Authorities seized 599kg of cocaine, 200kg of heroin and 
1.3 tonnes of cannabis.

The operation was carried out in towns, airports and harbours and involved thousands of 
police from all 28 countries of the European Union and six non-European countries.

Police identified 200 victims of human trafficking and saved 30 Romanian minors from trafficking.

Some faced forced work in prostitution or begging gangs, Europol said.

“It’s the single largest coordinated assault on organised crime ever seen in Europe,” Rob Wainwright, the head of Europol, 
told a news conference at the 
organisation’s headquarters in The Hague.

He said many of Europe’s crime groups were using the hard-to-monitor “dark net” – or encrypted internet – to communicate with each other.

“Months in the planning, it was a carefully co-ordinated series of attacks on key nodal points and crime sectors that underpin the underground crime economy in Europe,” he said.

“What we have seen emerging is an integrated underground criminal economy,” he said.

Arrests were concentrated on criminal middlemen and go-betweens, as crime kingpins 
are not typically caught in sweeps but in operations designed to ensnare them.­Operation Archimedes resulted in 1,027 arrests being made between 15 and 23 September. The operation yielded leads that would result in further investigations and arrests, Europol said.

Mr Wainwright went on: 
“Operation Archimedes is a milestone in attempts by the law enforcement community 
to deliver concerted action against organised crime groups in Europe.

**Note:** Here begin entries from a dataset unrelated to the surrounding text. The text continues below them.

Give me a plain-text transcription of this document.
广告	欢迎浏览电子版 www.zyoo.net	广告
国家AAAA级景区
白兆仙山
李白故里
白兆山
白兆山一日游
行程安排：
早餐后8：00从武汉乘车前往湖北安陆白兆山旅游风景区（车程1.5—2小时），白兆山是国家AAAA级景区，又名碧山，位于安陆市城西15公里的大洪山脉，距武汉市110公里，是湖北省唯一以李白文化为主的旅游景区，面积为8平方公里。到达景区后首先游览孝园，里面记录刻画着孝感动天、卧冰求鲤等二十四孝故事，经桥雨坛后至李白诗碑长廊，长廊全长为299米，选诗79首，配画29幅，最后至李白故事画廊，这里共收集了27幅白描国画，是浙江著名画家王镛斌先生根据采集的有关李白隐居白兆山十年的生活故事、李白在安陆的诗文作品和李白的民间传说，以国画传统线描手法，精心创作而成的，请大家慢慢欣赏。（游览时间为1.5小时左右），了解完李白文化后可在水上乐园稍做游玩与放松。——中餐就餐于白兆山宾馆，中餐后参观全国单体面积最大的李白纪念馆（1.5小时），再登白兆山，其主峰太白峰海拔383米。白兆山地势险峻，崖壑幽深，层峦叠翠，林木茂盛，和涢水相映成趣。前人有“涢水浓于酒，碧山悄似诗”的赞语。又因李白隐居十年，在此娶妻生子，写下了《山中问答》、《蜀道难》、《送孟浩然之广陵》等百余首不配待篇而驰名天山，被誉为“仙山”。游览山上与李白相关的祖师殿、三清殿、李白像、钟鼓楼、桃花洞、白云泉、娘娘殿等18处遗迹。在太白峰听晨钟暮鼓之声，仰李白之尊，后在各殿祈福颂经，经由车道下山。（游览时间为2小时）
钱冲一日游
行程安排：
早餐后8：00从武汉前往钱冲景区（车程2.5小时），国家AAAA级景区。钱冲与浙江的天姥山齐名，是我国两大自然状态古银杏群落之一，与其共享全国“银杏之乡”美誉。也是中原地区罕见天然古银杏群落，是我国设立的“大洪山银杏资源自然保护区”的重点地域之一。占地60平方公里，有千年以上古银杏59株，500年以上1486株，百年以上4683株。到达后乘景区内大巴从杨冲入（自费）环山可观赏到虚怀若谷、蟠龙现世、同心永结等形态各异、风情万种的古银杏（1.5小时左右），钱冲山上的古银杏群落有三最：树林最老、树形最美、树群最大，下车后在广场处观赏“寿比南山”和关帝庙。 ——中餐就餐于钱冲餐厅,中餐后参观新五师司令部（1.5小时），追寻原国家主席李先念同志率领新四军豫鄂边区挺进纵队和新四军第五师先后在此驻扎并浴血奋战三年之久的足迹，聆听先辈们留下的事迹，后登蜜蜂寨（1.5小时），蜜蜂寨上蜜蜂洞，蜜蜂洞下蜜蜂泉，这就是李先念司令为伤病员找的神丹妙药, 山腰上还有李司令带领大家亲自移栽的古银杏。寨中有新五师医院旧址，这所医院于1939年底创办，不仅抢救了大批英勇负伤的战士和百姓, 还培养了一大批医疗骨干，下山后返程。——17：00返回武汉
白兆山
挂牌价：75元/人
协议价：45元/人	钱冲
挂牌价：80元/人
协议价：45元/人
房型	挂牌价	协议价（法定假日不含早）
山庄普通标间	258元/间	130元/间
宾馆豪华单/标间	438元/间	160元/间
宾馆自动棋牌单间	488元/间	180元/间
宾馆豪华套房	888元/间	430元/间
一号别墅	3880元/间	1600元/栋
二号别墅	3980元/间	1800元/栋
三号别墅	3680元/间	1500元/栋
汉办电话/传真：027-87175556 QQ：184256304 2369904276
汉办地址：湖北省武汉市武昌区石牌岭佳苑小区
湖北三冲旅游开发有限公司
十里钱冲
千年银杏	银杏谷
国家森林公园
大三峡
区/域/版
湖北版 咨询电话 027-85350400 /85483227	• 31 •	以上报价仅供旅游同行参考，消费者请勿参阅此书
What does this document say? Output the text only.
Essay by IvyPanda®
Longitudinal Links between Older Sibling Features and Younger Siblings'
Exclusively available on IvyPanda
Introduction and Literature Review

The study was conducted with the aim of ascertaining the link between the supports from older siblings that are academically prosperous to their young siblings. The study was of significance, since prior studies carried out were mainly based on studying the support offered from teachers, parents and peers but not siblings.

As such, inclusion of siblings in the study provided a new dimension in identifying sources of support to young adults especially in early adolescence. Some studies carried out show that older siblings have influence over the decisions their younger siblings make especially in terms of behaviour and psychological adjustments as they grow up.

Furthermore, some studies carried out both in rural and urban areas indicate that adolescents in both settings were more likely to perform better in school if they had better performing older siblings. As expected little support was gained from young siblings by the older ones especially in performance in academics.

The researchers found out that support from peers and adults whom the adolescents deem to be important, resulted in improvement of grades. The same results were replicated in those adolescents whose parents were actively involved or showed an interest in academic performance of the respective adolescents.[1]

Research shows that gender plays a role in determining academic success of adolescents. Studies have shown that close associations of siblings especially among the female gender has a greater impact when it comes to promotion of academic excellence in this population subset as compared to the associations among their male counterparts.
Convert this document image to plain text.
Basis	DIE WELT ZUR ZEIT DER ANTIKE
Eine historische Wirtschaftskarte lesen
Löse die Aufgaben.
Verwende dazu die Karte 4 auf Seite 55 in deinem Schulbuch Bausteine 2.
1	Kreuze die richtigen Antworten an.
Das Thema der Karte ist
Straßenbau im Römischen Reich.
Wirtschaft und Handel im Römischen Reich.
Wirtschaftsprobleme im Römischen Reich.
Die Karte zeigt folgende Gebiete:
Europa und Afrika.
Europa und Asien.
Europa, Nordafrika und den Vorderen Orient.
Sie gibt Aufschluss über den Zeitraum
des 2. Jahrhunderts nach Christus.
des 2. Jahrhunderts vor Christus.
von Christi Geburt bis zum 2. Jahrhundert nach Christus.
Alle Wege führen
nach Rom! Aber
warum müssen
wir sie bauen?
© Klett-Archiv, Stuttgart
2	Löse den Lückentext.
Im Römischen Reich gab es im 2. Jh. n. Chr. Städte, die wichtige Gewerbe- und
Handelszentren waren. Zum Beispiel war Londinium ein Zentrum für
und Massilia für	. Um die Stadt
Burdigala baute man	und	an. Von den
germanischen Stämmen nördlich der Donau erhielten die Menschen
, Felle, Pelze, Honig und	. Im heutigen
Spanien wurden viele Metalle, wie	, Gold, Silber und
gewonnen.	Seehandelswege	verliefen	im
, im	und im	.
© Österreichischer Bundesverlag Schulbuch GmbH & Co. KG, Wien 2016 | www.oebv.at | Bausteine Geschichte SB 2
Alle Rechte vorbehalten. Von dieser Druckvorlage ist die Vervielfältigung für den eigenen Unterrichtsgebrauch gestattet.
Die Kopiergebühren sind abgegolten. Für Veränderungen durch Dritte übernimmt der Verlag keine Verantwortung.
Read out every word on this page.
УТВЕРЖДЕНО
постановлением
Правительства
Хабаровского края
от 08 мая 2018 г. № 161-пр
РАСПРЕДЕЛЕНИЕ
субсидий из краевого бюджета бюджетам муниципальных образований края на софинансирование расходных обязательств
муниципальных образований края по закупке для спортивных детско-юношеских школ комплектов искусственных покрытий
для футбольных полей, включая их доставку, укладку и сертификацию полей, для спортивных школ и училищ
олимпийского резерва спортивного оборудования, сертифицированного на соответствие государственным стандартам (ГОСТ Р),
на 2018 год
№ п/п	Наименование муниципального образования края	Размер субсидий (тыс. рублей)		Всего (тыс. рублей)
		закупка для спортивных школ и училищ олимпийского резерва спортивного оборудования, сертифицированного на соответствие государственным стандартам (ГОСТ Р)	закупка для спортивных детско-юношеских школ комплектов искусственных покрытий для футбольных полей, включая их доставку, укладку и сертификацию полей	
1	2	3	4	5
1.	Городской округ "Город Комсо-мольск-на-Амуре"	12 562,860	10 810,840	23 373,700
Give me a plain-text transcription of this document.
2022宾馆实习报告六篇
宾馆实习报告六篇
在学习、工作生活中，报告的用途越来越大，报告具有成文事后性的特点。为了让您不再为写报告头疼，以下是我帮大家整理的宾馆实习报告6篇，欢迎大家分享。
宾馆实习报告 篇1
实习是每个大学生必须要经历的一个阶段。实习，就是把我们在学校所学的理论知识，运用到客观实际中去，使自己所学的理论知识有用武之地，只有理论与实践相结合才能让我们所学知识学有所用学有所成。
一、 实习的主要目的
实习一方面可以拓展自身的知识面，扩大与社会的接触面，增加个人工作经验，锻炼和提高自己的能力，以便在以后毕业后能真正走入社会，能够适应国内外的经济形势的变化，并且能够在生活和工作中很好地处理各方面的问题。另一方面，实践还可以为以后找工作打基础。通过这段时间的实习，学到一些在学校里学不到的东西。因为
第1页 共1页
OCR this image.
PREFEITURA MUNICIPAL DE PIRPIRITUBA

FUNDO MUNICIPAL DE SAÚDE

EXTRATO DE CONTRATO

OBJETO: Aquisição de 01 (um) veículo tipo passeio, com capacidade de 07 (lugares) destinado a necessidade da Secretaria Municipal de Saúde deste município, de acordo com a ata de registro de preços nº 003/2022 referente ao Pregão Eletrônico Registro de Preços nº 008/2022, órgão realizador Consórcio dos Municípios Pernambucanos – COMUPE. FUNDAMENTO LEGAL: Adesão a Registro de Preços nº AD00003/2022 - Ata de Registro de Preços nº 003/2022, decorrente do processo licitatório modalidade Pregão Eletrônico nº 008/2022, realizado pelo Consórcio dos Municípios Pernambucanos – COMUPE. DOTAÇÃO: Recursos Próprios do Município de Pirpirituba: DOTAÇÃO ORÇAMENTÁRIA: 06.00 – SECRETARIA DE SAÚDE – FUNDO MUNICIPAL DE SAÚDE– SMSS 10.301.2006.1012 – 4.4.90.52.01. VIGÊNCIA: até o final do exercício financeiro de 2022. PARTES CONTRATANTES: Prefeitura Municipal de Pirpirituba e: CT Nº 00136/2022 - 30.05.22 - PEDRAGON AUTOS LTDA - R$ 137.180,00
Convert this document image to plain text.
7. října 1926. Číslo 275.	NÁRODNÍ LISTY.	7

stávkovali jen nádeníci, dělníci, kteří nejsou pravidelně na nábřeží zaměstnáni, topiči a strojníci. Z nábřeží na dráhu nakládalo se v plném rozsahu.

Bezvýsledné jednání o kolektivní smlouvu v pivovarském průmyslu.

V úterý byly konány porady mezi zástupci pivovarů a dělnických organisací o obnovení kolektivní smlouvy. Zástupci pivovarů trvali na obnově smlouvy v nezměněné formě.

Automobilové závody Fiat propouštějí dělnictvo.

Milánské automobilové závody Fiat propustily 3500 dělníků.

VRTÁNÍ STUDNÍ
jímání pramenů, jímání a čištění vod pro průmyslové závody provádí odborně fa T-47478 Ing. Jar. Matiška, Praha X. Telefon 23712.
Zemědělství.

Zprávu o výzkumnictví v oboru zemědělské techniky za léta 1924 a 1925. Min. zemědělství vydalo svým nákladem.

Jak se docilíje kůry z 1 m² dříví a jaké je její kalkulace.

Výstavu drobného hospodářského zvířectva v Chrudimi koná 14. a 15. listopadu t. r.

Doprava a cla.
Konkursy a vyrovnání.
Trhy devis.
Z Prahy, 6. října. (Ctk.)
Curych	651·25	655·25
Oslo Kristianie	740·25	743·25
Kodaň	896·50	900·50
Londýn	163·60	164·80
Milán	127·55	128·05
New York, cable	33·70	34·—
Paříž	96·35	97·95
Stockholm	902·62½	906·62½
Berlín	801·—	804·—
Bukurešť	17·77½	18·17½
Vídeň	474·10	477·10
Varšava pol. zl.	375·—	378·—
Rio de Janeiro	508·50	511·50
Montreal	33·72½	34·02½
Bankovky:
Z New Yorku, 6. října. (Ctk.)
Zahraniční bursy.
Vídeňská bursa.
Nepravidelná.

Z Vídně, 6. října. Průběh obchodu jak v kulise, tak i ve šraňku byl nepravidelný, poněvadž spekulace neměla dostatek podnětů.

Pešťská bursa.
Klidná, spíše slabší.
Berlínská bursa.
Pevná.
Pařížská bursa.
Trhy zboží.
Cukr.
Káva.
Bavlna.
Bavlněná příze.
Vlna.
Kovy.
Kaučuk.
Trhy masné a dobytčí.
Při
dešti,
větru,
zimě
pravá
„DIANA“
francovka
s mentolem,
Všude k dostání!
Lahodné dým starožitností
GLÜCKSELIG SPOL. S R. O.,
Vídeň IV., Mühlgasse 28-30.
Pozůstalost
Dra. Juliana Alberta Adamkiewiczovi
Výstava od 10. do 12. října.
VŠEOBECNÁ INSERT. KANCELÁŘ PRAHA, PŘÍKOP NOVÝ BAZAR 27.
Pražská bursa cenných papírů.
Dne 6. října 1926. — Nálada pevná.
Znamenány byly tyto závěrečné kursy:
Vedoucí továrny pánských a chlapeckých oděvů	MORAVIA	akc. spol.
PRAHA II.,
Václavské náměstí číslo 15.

“The scale of the operation is unprecedented and the outcome, with over 1,000 arrests made across Europe, a reminder to even the most serious criminal groups that the international law enforcement community 
is determined to combat their 
illegal activities.

“This week, as EU police chiefs gather at Europol for the 2014 European Police Chiefs Convention, our focus will be on how our combined strengths can best be applied to bringing down even more of the organised criminal groups that threaten the safety and wellbeing of our society.”